In a letter sent home to parents, the Potomac School says an independent investigation by a law firm revealed that Kloman's victims "extended to more victims than those identified during the legal proceedings."

The investigation also found that "the School learned of some credible allegations of sexual misconduct at the time and directed Kloman to attend counseling, but these actions did not succeed in stopping the abuse or protecting its students."

The Potomac School said it failed in its duty to safeguard the students.

Read the full letter: http://on.wusa9.com/1xaqlen

The school says they are sharing the findings with law enforcement.

The following statement was released on behalf of 11 survivors of sexual abuse by Kloman at the Potomac School:

Late on Friday, June 27, 2014 The Potomac School, issued the summary of a report of its investigation into Christopher Kloman's sexual abuse of more than 30 girls at the school, as well as a summary of what school officials knew and what actions they took or did not take in response to that knowledge.

We represent 11 survivors of Kloman's horrific acts of violence and degradation. While it is now decades later, our clients suffered these acts while they were Potomac students at the ages of 11, 12, 13 or 14.

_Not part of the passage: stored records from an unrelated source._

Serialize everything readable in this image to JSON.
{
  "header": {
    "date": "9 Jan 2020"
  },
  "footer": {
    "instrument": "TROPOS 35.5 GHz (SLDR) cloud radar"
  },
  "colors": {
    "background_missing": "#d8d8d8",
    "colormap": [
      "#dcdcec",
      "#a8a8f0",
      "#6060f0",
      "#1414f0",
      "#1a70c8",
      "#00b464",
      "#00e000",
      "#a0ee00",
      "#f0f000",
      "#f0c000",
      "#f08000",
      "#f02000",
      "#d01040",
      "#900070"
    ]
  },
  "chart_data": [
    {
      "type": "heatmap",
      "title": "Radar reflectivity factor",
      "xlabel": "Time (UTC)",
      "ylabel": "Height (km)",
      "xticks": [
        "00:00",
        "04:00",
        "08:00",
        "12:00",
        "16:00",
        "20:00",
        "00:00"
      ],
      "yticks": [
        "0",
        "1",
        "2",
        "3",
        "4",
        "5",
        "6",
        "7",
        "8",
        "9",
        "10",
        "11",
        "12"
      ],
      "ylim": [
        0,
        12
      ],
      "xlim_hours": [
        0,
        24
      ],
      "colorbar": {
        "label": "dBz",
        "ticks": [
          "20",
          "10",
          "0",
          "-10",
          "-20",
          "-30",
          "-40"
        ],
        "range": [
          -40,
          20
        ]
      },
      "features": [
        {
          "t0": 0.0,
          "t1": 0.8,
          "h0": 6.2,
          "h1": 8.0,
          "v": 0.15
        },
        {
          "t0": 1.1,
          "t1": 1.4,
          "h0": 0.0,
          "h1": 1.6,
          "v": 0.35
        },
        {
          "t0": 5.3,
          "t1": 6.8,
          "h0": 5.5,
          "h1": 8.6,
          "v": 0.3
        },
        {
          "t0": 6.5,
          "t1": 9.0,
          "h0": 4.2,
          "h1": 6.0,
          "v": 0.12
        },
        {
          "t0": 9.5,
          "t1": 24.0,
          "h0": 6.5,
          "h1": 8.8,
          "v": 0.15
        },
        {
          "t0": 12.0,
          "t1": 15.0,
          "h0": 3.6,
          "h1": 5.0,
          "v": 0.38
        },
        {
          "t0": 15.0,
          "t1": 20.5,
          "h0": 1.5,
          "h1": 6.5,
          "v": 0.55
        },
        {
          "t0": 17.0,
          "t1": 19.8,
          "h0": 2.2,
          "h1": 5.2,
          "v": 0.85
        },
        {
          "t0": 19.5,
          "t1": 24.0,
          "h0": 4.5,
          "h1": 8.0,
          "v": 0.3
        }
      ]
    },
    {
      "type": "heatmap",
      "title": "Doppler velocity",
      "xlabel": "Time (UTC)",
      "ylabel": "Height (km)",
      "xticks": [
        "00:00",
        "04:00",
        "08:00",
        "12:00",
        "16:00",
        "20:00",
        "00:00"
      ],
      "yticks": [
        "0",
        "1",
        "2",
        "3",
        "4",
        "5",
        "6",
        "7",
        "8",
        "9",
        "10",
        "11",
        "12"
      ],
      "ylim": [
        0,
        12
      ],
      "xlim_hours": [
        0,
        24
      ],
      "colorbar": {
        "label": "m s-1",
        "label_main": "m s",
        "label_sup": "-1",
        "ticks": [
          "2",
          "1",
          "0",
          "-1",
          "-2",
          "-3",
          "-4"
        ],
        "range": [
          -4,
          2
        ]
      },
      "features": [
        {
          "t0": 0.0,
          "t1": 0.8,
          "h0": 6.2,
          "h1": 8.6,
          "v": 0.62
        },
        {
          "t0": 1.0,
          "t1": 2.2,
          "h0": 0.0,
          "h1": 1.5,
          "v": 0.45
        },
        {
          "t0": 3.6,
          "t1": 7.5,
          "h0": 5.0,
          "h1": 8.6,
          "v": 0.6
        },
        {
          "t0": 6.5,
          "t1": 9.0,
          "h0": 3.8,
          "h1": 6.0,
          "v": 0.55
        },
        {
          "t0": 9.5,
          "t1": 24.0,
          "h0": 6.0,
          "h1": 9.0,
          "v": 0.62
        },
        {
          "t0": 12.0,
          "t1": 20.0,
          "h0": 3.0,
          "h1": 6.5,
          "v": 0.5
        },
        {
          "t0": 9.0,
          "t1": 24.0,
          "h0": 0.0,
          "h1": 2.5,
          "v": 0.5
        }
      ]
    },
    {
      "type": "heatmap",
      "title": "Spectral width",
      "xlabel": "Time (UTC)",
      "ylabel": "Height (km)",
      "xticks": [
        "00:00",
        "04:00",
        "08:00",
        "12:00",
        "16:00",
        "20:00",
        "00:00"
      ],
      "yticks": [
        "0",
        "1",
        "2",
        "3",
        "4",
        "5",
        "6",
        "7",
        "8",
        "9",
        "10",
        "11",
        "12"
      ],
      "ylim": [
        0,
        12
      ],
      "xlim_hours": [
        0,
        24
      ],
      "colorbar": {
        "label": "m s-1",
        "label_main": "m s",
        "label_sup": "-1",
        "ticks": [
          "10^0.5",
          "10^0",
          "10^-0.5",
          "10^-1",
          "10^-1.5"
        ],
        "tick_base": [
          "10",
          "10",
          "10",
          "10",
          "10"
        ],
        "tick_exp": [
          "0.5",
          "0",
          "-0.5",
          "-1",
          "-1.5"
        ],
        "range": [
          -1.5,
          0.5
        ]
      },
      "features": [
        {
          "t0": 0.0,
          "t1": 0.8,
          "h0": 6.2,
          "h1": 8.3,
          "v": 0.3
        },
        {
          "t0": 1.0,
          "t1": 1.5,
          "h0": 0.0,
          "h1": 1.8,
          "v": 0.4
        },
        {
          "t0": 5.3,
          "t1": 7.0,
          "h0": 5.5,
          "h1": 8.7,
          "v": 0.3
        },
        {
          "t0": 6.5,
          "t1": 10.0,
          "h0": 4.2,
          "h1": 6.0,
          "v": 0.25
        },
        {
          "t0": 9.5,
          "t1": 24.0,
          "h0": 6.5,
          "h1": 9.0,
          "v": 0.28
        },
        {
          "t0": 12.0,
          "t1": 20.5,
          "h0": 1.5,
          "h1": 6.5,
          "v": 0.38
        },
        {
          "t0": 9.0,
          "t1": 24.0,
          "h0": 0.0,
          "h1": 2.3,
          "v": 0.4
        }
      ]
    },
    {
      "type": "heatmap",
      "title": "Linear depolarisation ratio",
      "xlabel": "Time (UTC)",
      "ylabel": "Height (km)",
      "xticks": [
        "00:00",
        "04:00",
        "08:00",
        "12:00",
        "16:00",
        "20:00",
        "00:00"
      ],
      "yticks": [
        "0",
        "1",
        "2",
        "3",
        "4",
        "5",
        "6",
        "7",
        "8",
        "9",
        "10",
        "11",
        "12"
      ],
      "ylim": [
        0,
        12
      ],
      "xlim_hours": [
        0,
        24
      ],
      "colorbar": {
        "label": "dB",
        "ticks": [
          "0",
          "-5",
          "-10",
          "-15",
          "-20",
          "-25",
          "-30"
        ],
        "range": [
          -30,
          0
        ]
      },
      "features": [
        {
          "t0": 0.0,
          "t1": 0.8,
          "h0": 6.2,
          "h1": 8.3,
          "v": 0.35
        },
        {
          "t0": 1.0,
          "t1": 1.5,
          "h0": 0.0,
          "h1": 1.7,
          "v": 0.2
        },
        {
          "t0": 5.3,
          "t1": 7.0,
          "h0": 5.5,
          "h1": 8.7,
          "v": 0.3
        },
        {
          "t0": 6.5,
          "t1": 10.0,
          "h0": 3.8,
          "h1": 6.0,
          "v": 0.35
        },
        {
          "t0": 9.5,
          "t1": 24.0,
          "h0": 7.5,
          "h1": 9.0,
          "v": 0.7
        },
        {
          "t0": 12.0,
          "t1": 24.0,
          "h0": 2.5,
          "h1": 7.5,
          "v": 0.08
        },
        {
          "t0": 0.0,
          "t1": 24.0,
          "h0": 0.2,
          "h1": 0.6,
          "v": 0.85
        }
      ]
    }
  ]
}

Many of our clients suffered as Potomac girls and told no one because they thought they were utterly alone in their degradation and humiliation.

But for several of them, there was more: the student herself or the parent actually informed school officials about Kloman's abuse, and nothing appeared to have been done. The notice was not isolated, but widely made, including to a headmaster and/or a teacher. Kloman continued to teach at the school, and was even promoted over the years. In one case, after years of struggling with the abuse, a survivor had the courage to inform the school, years later, only to be told that although Kloman had been terminated, he had been given a warm send-off and an appreciation page in the school yearbook.

While a number of our clients suffered the sexual abuse in 1969 or the 1970s, one client suffered egregious abuse as recently as the 1990s. She reported that she was being abused to several school staff. Shortly thereafter, Kloman was terminated.

Our clients recognize that the current Potomac School is taking a look at the past and addressing not only the extent of Kloman's abuse, but the knowledge and failures of past administrations, and the existence of other perpetrators at the school.

It was due to the courage and tenacity of several of our clients that Kloman was prosecuted and sentenced for 43 years, and it was after our call on their behalf in October for a full and transparent investigation that the Potomac School began its investigation.

Above all, any school's choice to hide a perpetrator, whether it is based on ignorance of the extent of harm that the perpetrator has caused, even in a single instance, or an active choice to protect a school's reputation, can function as a second betrayal that serves only to exacerbate the underlying harm caused by the sexual abuse itself. Rather than being a moment of empowerment and control, the victim of sexual abuse discovers again that she is worthless when a school protects the perpetrator and ignores her complaint.

Potomac School's decision to fully investigate and announce to the world its findings is the first step towards transparency and healing for the community.

Gloria Allred, Attorney at Law

Mariann Wang, Attorney at Law

July 1, 2014

Statement of Laura Gill

I was one of those who reported Kloman's abuse as a student. Immediately after the abuse occurred, I told my parents, who two days later, called the school and scheduled an appointment with the Head of School. After the meeting, my parents informed me that Kloman would be required to seek counseling. Unhappy that he would be permitted to continue teaching and that I would be forced to see him regularly, I discussed the abuse with my adviser and teacher. Angry, she too, scheduled a meeting with the Head. I had the opportunity to witness, the Head, my adviser and a group of men, presumably the Board, discussing the abuse from the window of the Head's secretary's adjoining door. It was my experience at Potomac School that Kloman's abuse was reported widely and no significant action was taken.